Texto: Héctor Montes de Oca
Han sido realmente pocas las ocasiones que en mi trayectoria profesional me he encontrado con tal consenso en cuanto a pesar y consternación por la muerte de un fotógrafo como es el caso de Henri Cartier Bresson.
Comentarios variados, ojos tristes, silencios incómodos aquí y allá, cobertura de la noticia en todos los periódicos del mundo con una mínima decencia tan sólo me corroboraron la importancia que este gran maestro del manejo de la luz tiene entre nosotros.
Anécdotas más, anécdotas menos, múltiples voces de colegas me han expresado las diversas pero siempre comunes y contundentes formas en que su obra les ha impactado en su manera de mirar, trabajar y vivir.

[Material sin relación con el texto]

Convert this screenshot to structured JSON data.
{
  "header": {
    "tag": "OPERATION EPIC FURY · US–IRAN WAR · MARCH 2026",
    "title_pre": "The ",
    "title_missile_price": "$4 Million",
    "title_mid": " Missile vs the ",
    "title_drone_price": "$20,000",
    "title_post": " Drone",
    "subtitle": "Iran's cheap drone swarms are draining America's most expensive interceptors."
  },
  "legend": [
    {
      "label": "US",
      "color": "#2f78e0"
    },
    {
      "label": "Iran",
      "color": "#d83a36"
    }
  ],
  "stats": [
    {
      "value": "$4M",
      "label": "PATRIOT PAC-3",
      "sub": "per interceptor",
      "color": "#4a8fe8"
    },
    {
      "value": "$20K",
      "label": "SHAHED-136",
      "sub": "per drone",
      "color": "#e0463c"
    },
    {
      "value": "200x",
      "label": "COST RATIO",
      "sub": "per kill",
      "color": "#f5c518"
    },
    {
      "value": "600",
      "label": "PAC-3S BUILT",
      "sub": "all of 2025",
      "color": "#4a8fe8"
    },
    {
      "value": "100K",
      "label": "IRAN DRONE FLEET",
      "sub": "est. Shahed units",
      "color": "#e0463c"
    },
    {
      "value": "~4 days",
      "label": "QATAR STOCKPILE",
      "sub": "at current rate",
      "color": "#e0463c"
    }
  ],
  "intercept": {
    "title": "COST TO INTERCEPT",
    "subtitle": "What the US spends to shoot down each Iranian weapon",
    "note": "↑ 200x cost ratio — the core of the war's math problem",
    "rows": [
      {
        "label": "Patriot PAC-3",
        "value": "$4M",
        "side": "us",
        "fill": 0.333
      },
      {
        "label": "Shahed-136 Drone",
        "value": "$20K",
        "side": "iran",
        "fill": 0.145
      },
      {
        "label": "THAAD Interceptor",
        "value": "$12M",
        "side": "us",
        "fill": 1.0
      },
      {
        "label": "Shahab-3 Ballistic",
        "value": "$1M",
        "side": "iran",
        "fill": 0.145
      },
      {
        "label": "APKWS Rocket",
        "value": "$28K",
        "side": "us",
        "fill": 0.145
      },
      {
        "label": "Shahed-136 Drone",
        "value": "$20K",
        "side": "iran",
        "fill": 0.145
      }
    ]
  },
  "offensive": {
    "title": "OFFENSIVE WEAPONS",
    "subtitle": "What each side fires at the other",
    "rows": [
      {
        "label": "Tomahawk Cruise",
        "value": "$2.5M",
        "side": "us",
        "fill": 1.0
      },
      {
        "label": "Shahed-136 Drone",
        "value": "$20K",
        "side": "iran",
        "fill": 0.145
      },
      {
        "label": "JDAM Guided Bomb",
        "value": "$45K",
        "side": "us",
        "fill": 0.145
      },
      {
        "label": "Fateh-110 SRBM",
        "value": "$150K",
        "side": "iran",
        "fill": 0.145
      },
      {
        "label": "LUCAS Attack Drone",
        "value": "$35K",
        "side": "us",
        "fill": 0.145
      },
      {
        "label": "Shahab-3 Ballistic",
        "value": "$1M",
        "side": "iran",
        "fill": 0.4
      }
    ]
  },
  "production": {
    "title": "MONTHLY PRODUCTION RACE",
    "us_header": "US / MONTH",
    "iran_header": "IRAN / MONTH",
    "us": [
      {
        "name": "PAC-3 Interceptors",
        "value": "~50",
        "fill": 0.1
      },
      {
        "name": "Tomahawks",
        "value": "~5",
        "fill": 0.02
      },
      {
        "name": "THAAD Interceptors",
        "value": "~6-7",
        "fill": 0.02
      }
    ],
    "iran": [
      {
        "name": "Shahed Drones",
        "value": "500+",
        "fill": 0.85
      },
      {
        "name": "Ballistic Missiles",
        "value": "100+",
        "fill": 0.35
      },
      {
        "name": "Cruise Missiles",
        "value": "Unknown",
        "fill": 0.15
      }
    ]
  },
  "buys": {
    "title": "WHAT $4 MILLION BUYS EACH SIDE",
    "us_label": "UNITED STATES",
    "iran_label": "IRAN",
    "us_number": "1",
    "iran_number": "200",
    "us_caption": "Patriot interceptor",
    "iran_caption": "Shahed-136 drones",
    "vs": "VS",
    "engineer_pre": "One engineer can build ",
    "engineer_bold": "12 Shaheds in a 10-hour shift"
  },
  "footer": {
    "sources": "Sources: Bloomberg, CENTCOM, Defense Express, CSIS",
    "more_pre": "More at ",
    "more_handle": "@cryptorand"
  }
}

Tengo todavía muy presente la primera vez que me enfrenté a una exposición suya durante una estancia en París. El impacto fue demoledor puesto que una cosa es saber por lo que dicen los libros y los maestros de la fotografía como arte y otra es poder palparlo directamente en una galería. Para estos años, principios de los años 80, él ya era una leyenda viviente que aumentaba a su fama el carácter de ermitaño de la fotografía retirado para dedicarse a la pintura y el diseño.
Esta capacidad de asombro se ha conservado a lo largo de estas décadas y la corroboré hace unos cuantos años cuando una exposición suya se presentó en el Museo de Arte Contemporáneo en la Ciudad de México. Hoy que el maestro muere no puedo menos que rendir homenaje a su obra tan bella.